知らない、天井 その④
「あの、匂宮はなんで家出をしてたんですか?」
「あー……気になりますよね。ですが、それはお嬢様から直接お聞きになった方がいいと思います。その……私、結構長く入っていたので、そろそろのぼせちゃいそうなんです……」
と、麻里さんはほんのりと紅潮している顔をパタパタと手で扇ぐ。
「あ、ごめんなさい。おとなしく目閉じてます」
と、俺が眼球への光をすべてシャットアウトしようとした瞬間――
ガララッ、と。
大浴場の扉が引かれる音がした。
阿さんがまだ上がっていないのに一体誰が?
なんて考える余地はなかった。選択肢はもう一つに絞られているのだから。
「又野くん、湯加減はどうかしら? 背中を流してあげる。パートナーだもの、当然よね? ……あら?」
裸にタオルを軽く巻いているだけのあられもない姿の匂宮は、大浴場の中をヒタヒタと俺の方へ向かって歩いていたが、ある程度近づいたところで人影が一つ多いことに気が付いた。
「麻里、こんなところにいたの?」
「申し訳ありませんお嬢様。
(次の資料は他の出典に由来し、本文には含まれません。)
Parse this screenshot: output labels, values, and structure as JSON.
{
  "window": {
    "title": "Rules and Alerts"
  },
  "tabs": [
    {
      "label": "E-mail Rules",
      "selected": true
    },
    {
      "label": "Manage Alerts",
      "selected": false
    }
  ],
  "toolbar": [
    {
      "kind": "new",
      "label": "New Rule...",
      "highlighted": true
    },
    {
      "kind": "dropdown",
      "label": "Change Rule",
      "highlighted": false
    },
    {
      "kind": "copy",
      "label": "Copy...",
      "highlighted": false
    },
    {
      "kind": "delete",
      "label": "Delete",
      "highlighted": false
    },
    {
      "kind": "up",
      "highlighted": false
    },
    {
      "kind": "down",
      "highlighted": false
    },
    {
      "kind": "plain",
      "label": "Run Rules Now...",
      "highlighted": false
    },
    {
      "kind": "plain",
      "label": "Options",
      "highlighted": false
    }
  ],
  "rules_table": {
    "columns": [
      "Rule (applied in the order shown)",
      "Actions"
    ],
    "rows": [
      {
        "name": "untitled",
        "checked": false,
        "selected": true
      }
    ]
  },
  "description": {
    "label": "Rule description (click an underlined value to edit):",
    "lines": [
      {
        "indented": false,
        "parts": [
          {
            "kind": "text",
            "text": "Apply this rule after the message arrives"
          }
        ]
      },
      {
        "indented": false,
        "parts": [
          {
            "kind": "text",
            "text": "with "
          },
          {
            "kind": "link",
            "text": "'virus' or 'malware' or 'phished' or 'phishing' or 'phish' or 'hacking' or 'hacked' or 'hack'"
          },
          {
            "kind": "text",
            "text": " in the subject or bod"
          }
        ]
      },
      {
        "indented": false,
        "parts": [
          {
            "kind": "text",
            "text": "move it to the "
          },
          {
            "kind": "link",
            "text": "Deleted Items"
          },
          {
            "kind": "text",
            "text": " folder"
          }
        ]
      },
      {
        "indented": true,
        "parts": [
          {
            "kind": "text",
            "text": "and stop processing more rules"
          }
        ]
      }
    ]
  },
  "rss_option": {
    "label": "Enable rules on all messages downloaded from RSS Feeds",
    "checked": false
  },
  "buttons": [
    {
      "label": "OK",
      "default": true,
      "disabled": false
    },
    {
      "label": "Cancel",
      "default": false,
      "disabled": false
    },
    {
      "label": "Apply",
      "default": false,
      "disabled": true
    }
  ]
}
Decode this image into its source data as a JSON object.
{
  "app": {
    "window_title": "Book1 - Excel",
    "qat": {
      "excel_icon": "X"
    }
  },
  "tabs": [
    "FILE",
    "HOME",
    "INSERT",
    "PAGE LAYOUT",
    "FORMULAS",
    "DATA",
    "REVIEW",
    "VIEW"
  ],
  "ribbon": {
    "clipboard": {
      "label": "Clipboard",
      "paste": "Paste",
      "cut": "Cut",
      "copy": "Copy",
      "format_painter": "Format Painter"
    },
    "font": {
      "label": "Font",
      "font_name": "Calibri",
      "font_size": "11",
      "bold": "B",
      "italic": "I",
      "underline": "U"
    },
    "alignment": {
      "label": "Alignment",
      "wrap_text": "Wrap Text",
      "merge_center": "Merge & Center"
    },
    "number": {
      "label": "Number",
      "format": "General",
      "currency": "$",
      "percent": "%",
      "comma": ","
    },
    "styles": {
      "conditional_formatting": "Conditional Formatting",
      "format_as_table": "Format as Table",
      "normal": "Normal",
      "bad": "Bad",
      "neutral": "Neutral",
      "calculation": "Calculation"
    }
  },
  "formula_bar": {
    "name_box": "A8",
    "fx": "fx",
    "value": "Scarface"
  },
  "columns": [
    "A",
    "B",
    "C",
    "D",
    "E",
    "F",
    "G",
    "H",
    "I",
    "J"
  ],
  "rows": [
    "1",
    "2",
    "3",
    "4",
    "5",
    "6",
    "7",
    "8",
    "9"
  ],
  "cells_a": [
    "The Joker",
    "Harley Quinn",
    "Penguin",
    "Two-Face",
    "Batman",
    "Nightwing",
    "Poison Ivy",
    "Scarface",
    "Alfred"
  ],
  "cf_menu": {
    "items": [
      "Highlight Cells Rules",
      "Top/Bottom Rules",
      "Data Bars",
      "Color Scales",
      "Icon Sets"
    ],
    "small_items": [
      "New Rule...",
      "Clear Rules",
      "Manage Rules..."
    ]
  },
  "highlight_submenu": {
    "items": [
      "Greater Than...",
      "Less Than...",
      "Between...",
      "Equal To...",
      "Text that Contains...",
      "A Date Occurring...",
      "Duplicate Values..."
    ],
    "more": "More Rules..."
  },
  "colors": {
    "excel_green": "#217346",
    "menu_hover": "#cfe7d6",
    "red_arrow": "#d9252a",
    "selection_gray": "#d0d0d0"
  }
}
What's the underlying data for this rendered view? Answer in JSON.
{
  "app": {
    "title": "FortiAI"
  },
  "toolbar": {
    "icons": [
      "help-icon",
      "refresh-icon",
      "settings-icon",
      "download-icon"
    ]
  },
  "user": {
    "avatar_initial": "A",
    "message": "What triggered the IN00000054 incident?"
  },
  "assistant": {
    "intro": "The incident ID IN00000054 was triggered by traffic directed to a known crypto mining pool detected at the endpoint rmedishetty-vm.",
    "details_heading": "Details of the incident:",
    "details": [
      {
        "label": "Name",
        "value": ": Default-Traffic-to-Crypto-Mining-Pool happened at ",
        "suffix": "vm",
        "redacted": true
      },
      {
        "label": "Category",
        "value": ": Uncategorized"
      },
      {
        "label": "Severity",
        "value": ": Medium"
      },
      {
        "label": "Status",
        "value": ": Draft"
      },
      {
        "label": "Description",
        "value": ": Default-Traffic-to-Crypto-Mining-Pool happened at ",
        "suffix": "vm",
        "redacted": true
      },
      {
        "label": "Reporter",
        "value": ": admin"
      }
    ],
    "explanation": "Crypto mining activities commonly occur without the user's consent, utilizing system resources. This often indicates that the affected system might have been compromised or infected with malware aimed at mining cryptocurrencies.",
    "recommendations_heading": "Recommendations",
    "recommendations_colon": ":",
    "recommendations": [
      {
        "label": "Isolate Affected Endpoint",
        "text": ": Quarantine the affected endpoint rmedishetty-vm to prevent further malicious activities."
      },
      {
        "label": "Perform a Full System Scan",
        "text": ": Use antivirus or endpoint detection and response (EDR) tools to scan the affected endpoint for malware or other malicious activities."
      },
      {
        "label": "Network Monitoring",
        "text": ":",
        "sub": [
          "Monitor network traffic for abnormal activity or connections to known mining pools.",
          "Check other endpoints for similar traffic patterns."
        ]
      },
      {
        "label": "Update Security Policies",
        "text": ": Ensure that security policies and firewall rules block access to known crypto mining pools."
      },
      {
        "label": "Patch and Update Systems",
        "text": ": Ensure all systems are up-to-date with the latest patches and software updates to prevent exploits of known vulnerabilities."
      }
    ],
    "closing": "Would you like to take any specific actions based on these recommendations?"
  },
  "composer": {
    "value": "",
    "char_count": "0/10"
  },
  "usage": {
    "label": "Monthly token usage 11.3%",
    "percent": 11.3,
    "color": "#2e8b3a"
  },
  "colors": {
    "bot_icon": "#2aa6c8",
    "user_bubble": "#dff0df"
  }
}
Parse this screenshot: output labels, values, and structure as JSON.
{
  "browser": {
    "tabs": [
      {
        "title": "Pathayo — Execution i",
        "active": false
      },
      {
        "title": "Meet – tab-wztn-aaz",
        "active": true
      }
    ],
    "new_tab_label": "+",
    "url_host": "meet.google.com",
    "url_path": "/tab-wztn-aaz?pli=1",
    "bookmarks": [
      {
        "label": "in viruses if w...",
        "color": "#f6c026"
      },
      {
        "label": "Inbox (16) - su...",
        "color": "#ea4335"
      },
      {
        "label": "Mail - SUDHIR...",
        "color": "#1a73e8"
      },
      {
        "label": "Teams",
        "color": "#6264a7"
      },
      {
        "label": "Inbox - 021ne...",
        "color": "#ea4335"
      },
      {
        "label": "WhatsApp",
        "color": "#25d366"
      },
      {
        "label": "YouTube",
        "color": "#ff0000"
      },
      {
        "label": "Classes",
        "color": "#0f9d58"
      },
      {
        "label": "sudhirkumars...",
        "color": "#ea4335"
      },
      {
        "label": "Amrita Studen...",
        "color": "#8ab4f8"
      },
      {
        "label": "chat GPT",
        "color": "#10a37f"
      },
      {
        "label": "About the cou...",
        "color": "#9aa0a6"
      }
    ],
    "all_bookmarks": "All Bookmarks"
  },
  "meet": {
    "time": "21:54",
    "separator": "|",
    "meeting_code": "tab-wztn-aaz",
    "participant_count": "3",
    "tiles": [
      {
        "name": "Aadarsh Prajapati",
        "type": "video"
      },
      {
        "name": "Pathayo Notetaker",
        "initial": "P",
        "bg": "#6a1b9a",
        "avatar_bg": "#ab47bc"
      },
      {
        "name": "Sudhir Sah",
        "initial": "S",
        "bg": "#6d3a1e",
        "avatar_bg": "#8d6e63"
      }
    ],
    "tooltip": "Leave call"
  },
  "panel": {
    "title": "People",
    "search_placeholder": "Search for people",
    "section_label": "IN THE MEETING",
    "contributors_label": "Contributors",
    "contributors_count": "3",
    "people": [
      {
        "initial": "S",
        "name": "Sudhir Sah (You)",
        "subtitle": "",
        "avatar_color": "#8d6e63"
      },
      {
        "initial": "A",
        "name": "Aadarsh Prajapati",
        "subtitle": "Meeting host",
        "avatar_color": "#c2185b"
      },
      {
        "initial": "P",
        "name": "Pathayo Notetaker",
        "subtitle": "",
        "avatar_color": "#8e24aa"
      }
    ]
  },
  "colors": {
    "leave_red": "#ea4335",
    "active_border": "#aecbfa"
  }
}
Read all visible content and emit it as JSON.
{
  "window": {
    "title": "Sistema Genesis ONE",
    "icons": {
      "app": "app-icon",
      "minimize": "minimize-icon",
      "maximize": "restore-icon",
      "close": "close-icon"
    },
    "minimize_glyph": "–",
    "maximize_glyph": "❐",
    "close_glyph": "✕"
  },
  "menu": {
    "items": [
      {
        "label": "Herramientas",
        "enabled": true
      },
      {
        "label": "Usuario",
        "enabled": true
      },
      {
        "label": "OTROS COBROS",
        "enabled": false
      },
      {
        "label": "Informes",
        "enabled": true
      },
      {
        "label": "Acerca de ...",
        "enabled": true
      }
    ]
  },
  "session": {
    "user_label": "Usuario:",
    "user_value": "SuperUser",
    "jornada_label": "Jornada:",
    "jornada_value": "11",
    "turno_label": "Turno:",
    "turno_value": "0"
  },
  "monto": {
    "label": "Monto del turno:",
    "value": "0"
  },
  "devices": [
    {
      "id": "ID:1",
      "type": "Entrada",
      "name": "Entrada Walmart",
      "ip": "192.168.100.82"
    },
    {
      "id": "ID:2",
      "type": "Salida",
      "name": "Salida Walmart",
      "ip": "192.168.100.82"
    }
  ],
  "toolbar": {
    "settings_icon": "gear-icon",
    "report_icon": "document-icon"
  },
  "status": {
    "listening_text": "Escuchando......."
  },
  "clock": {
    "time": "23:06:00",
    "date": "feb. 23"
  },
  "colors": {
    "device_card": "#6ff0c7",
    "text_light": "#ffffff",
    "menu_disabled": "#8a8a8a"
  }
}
これには深い事情が……」
「まったく、どれだけ探しても麻里がいないから、仕方なく私が又野くんの着替えを持ってきたというのに……ふふ、大胆ねぇ?」
「誤解ですお嬢様。私は決してそんなこと……!」
「まあいいわ。せっかくだし、3人で仲良く入りましょう?」
「そ、それはいけません。年頃の男女が一緒にお風呂に入るなんて!」
「貴方だって年頃の女の子じゃない、麻里」
「そ、それはその! 私は偶然こうなってしまっただけであって……!」
「じゃあなあに? 私はこのまま汗も流さずに学校へ行けと?」
「そ、そういうわけでは……!」
「…………」
目の前で裸の女の子二人が言い争っている。
片方は金髪のお嬢様。もう片方は大人っぽいメイドさん。
これは夢だろうか。
なんだかものすごく肩身が狭いので、いっそ夢であってほしい。
しかし、まあ。
ついさっき普通に起きちゃってるから夢オチは期待できないか。
ならばせめて―――夢のような出来事として、この光景を心に刻んでおくことにしよう。